Understanding crime in schools
WE SENSE ambivalence, if not unease, in some quarters over the Government’s proposed enhanced use of metal detectors at Jamaican high schools as part of violenceprevention efforts, as announced last week by the education minister, Ruel Reid.
Part of the concern, especially at this early stage of the project, it seems, is that the schools marked for attention – or the parents of children who attend them – fear being stigmatised as ungovernable institutions in need of extraordinary interventions.
We understand such anxieties, but neither the Government nor stakeholders should be detained by them. For, the larger issue is ensuring the security and safety of students and teachers in schools. While that can’t be absolutely guaranteed by metal detectors, they may help while the society works on other long-term, sustainable strategies, including conflict-management skills among young people, as has been highlighted by Mr Reid.
Moreover, the problem of violence or other antisocial or disruptive behaviour in schools is not uniquely Jamaican. It is a growing worry in developed countries, too. A significant difference, though, is that apart from the economic resources developed countries may have to throw at the problem, their responses tend to be informed by data.
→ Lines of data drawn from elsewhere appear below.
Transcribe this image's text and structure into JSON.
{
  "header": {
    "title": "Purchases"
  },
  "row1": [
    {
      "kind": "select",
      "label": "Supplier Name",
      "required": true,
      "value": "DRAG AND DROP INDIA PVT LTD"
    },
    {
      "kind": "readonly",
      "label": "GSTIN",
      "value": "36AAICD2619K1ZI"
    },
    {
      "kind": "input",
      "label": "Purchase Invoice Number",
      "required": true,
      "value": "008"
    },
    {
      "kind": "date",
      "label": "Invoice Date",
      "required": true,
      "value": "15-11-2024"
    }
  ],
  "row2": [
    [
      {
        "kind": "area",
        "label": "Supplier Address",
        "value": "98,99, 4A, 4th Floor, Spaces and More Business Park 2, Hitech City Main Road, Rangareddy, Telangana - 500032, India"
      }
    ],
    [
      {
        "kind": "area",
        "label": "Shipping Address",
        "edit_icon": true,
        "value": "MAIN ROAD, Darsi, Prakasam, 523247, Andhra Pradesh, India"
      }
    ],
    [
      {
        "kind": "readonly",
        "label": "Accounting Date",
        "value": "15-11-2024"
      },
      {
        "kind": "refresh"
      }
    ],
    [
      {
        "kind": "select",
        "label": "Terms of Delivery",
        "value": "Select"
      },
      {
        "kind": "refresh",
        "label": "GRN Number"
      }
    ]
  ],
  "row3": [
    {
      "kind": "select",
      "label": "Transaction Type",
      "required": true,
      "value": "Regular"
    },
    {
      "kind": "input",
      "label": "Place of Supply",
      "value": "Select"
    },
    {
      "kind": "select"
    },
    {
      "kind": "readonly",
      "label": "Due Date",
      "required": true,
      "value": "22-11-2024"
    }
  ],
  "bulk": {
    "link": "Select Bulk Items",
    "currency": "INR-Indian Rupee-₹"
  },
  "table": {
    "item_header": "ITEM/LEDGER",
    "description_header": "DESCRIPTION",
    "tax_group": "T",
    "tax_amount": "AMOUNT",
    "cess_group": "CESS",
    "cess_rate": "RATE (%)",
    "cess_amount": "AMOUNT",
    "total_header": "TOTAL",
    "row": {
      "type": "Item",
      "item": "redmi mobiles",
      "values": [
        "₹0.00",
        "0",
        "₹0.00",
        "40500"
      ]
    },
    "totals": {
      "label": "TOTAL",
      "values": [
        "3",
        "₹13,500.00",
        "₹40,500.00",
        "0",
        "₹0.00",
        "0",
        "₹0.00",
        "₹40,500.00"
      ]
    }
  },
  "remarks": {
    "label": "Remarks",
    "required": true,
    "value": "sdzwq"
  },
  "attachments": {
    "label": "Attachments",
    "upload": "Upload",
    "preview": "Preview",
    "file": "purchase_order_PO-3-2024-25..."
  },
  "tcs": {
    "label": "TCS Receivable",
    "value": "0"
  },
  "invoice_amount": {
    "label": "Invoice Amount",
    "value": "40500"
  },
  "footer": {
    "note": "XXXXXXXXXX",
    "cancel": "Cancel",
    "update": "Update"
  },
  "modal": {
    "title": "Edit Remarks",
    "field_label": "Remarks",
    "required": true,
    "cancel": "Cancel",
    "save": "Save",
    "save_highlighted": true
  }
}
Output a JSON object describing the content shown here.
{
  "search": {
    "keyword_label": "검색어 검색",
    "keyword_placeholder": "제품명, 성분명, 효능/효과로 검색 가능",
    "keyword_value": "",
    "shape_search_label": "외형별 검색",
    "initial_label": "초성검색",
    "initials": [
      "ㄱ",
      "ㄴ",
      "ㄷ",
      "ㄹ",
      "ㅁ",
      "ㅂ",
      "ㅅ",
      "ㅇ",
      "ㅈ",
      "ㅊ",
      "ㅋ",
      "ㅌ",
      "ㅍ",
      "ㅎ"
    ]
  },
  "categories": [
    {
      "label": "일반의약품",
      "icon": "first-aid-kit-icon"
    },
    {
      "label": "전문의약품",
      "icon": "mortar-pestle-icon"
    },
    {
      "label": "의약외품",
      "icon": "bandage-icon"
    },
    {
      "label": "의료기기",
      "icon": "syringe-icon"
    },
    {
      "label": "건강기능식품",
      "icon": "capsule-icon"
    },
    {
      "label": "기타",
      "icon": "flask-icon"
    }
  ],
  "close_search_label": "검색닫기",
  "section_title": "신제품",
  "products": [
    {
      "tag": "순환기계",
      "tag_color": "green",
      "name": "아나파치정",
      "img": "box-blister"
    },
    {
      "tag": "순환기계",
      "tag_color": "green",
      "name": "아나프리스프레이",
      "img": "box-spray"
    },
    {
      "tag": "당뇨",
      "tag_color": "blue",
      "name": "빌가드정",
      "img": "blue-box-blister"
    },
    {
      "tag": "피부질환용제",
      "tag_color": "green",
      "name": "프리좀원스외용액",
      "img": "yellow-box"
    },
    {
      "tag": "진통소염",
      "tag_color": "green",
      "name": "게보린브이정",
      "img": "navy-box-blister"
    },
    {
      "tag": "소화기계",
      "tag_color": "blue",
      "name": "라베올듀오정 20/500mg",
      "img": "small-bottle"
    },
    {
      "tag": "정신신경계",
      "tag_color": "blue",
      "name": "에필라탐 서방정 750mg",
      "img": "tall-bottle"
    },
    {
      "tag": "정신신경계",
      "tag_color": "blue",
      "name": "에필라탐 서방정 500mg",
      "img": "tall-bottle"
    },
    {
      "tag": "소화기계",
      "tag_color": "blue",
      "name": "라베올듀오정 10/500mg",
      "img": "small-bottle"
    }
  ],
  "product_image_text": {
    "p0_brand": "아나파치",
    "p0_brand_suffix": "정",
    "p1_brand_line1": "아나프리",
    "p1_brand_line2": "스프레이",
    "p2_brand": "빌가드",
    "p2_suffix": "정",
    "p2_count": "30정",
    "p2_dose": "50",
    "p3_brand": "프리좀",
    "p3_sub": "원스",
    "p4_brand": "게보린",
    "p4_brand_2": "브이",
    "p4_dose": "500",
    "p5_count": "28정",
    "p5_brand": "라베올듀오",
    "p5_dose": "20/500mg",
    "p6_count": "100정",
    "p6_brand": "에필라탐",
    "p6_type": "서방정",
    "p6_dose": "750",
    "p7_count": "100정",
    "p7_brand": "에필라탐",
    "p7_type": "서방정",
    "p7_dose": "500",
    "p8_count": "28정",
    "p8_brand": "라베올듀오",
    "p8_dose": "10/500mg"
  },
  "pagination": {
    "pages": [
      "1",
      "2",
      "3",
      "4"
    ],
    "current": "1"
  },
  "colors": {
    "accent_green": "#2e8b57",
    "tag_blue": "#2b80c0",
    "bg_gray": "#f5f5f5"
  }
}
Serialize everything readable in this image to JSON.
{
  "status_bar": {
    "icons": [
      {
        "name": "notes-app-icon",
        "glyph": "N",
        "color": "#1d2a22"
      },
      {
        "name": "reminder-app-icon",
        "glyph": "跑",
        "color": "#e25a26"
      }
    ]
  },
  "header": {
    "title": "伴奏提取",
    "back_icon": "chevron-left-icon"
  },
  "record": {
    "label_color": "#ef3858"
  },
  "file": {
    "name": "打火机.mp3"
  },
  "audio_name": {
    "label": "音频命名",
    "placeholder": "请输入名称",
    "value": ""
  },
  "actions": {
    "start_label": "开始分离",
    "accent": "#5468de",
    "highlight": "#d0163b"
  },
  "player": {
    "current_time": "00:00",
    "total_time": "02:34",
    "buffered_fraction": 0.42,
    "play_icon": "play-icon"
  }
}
Ours, it seems, is largely based on anecdotes and extrapolations from periodic incidents of extreme violence, such as last week’s murder of a 15-year-old boy by a fellow student at Edith Dalton James High, and the reports of the emergence of gangs in some schools.
In other words, even though we believe that there are sound reasons, supported, in some instances, by hard evidence, for the education ministry’s choice of the initial four high schools – Edith Dalton James and Norman Manley in Kingston; Anchovy High in St James; and Brown’s Town High in St Ann – for the deployment of the first set of walk-through metal detectors, neither Minister Reid nor his officials pointed to any recent studies on violence in Jamaican schools. If there are, they haven’t been shared with the public.
COMPARING JAMAICA WITH OTHER COUNTRIES
Such a study is necessary, this newspaper believes, not only to help guide the design of our anti-violence interventions, but to compare the situation in Jamaica with other countries and to determine best practices.
For instance, a 2015-16 survey by the US National Center for Education Statistics on crime, violence, discipline and safety in America’s public schools found that approximately 69 per cent of the institutions recorded incidents of crime, at a rate of 17.5 per 1,000 students. But not all the cases were considered serious.
However, just fewer than 13,000 schools, or 15 per cent of the public institutions, recorded nearly 41,000 cases of violent incidents. But that was fewer than one per 100,000. Serious violent incidents accounted for 4.7 per cent of all matters characterised as criminal.
Other reports show that by 2013-14, ninety-three per cent of US public schools controlled access to their campuses and buildings and 75 per cent monitored their facilities with security cameras. While only four per cent had randomly used metal-detector checks, nearly a quarter had random dog searches. The latest survey found that 42 per cent of all public schools deployed resource or safety officers – a system roughly analogous to the police safety resource officer assigned to some Jamaican schools.
The problem of indiscipline and criminality is not as bad in British schools. However, a 2016 report by the Association of Teachers and Lecturers said that 43 per cent of its members had to deal with at least one case of violence at their school in the previous year, including being physically assaulted by students. Last June, London Mayor Sadiq Khan offered metal/knife detectors to all of the city’s secondary schools, as well as police officers as part of a ‘safer school’ programme. Mr Khan’s initiative was a response not only to violence in schools, but the wider problem of knife crime in the British capital.
The bottom line: We know that Jamaica has a problem of discipline and criminality in schools, but what is not clear is how pervasive it really is, and, therefore, how best to allocate limited resources. We may also learn from others, rather than attempt to reinvent the wheel.